Examples of remote relationships discovered using AlignHUSH procedure

In the current analysis, relationships if identified between two SCOP families belonging to different SCOP folds (which include different SCOP classes) have been considered false positives. But the structural similarity between proteins involved in many such relationships is striking and has also been mentioned in SCOP. One such relationship is between the SCOP family DNA-binding domain of Mlu1-box binding protein MBP1 (SCOP code d.34.1.1) and the family DNA-binding protein Mj223 (SCOP code a.4.5.36, SCOP superfamily winged helix).
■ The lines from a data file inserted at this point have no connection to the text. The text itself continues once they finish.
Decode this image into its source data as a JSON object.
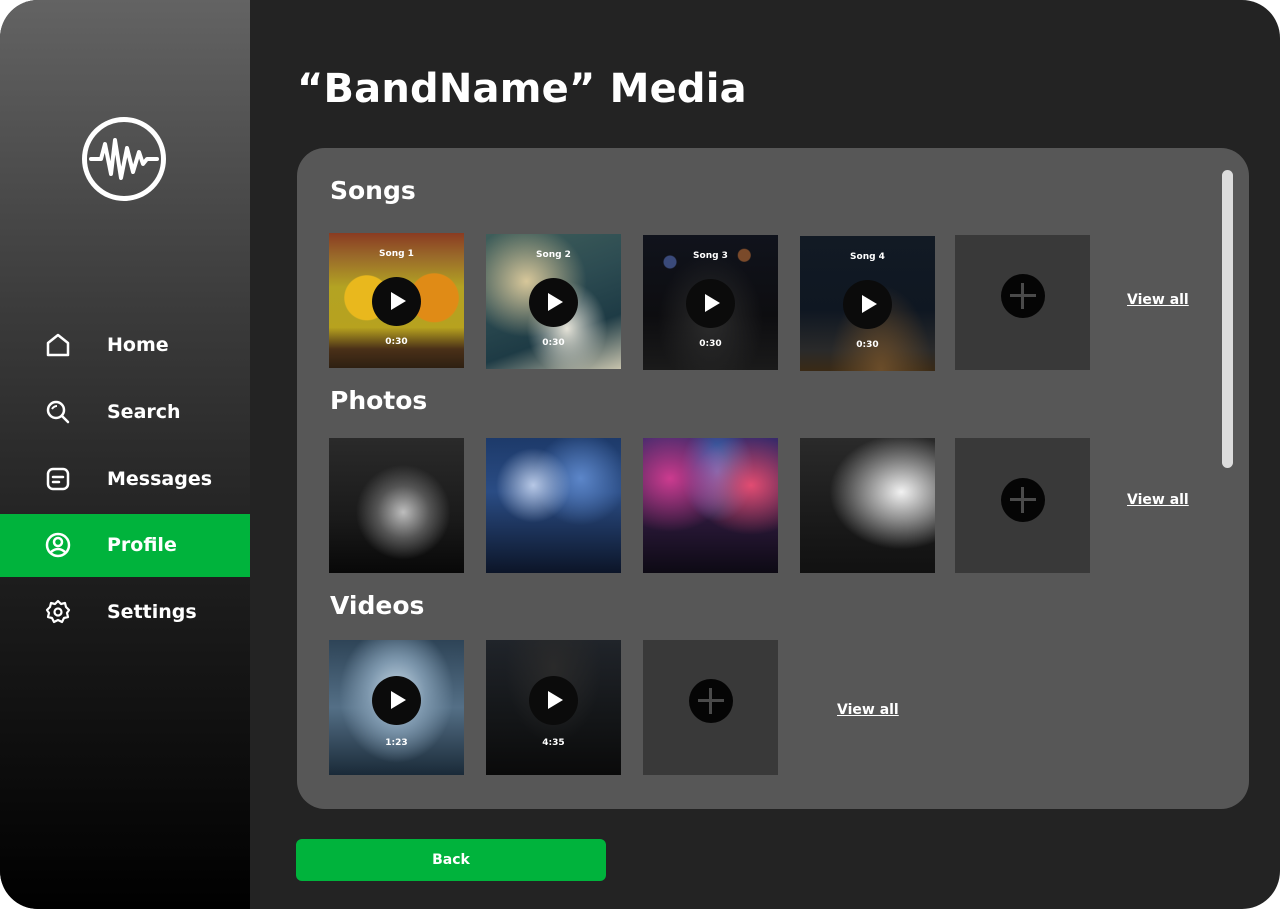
{
  "app": {
    "accent_color": "#00b33c"
  },
  "page": {
    "title": "“BandName” Media"
  },
  "sidebar": {
    "logo_icon": "waveform-icon",
    "items": [
      {
        "label": "Home",
        "icon": "home-icon",
        "active": false
      },
      {
        "label": "Search",
        "icon": "search-icon",
        "active": false
      },
      {
        "label": "Messages",
        "icon": "message-icon",
        "active": false
      },
      {
        "label": "Profile",
        "icon": "user-icon",
        "active": true
      },
      {
        "label": "Settings",
        "icon": "gear-icon",
        "active": false
      }
    ]
  },
  "sections": {
    "songs": {
      "title": "Songs",
      "items": [
        {
          "label": "Song 1",
          "duration": "0:30"
        },
        {
          "label": "Song 2",
          "duration": "0:30"
        },
        {
          "label": "Song 3",
          "duration": "0:30"
        },
        {
          "label": "Song 4",
          "duration": "0:30"
        }
      ],
      "add_icon": "plus-icon",
      "view_all": "View all"
    },
    "photos": {
      "title": "Photos",
      "count": 4,
      "add_icon": "plus-icon",
      "view_all": "View all"
    },
    "videos": {
      "title": "Videos",
      "items": [
        {
          "duration": "1:23"
        },
        {
          "duration": "4:35"
        }
      ],
      "add_icon": "plus-icon",
      "view_all": "View all"
    }
  },
  "footer": {
    "back_label": "Back"
  }
}
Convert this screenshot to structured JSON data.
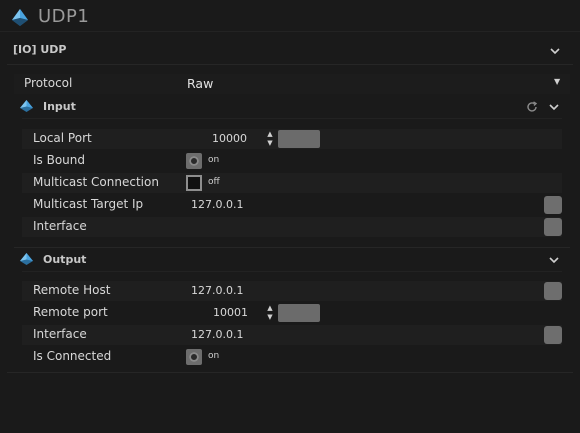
{
  "window": {
    "title": "UDP1"
  },
  "section": {
    "label": "[IO] UDP"
  },
  "protocol": {
    "label": "Protocol",
    "value": "Raw"
  },
  "input": {
    "label": "Input",
    "local_port": {
      "label": "Local Port",
      "value": "10000"
    },
    "is_bound": {
      "label": "Is Bound",
      "state": "on"
    },
    "multicast_connection": {
      "label": "Multicast Connection",
      "state": "off"
    },
    "multicast_target_ip": {
      "label": "Multicast Target Ip",
      "value": "127.0.0.1"
    },
    "interface": {
      "label": "Interface",
      "value": ""
    }
  },
  "output": {
    "label": "Output",
    "remote_host": {
      "label": "Remote Host",
      "value": "127.0.0.1"
    },
    "remote_port": {
      "label": "Remote port",
      "value": "10001"
    },
    "interface": {
      "label": "Interface",
      "value": "127.0.0.1"
    },
    "is_connected": {
      "label": "Is Connected",
      "state": "on"
    }
  },
  "colors": {
    "background": "#1a1a1a",
    "accent": "#4aa3df",
    "control": "#6e6e6e"
  },
  "icons": [
    "module-logo-icon",
    "chevron-down-icon",
    "reset-icon",
    "caret-down-icon",
    "spin-up-icon",
    "spin-down-icon"
  ]
}
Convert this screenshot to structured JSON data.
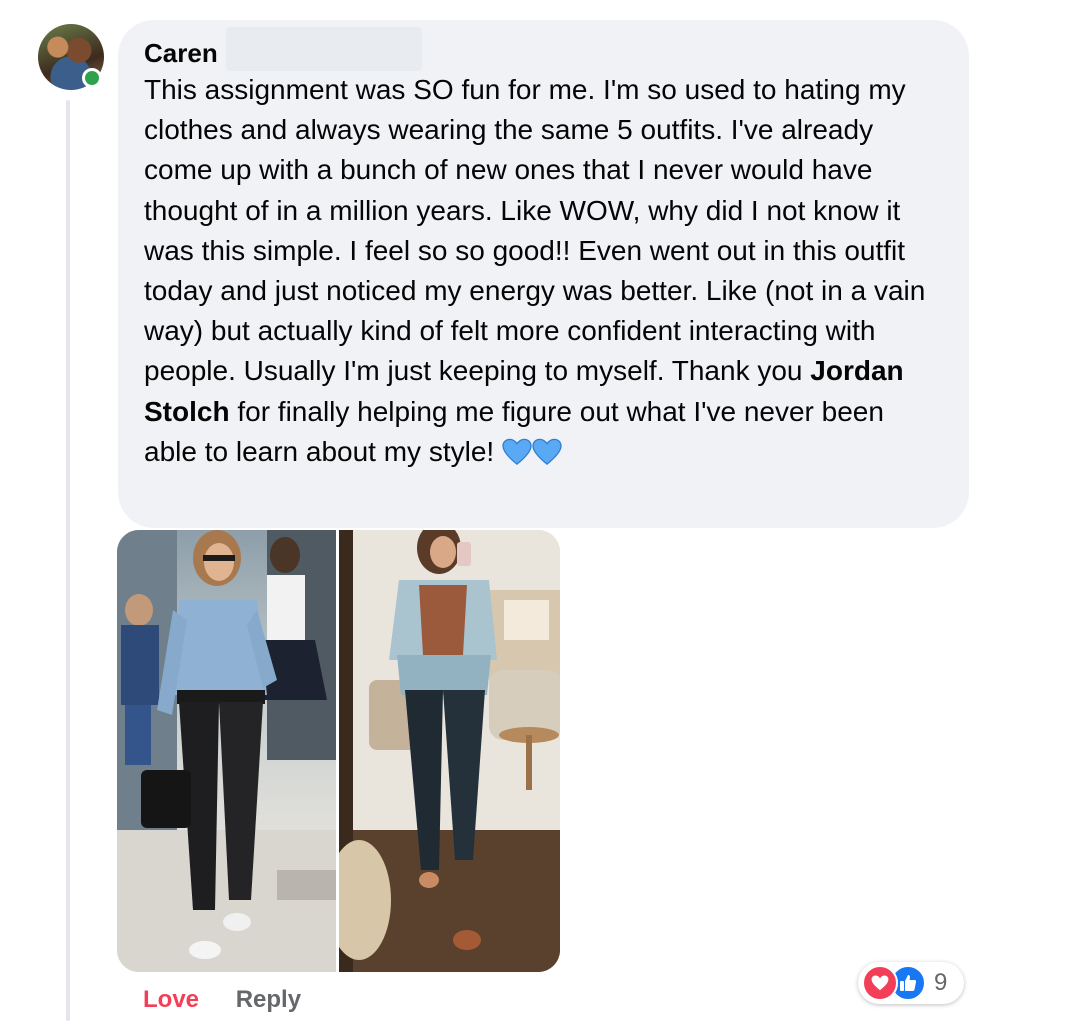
{
  "comment": {
    "author": "Caren",
    "text_before": "This assignment was SO fun for me. I'm so used to hating my clothes and always wearing the same 5 outfits. I've already come up with a bunch of new ones that I never would have thought of in a million years. Like WOW, why did I not know it was this simple. I feel so so good!! Even went out in this outfit today and just noticed my energy was better. Like (not in a vain way) but actually kind of felt more confident interacting with people. Usually I'm just keeping to myself. Thank you ",
    "mention": "Jordan Stolch",
    "text_after": " for finally helping me figure out what I've never been able to learn about my style!",
    "emoji": [
      "blue-heart",
      "blue-heart"
    ],
    "author_online": true
  },
  "actions": {
    "love_label": "Love",
    "reply_label": "Reply"
  },
  "reactions": {
    "types": [
      "love-icon",
      "like-icon"
    ],
    "count": "9"
  },
  "colors": {
    "bubble": "#f0f2f5",
    "love": "#f33e58",
    "like": "#1877f2",
    "muted": "#65676b",
    "online": "#31a24c",
    "blue_heart": "#5aa9f5"
  }
}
The two families are from different classes but the method suggests similarity between the N-terminal part of Mlu1-box binding protein 1 and the Winged helix fold domain. Seven other families belonging to the winged helix superfamily are also found as hits with significant E-values strengthening the suggestion of homology between the N-terminal fragment of MBP1 protein and the winged helix superfamily. Interestingly, SCOP database mentions that the MBP1 family proteins have topological similarity to winged helix domains, but they are in different classes according to SCOP. Comparison of structures of regions of suggested similarity in two proteins (1KU9 and 1BM8) belonging to the two SCOP families, was done using DALI [37] and the structures are given in Figure 3a (the alignment is provided in Additional File 3). The structures in the figure suggest that there is a significant structural similarity between the proteins. AlignHUSH, as it is basically sequence-based, suggests that the structural similarity might be due to common evolutionary ancestry.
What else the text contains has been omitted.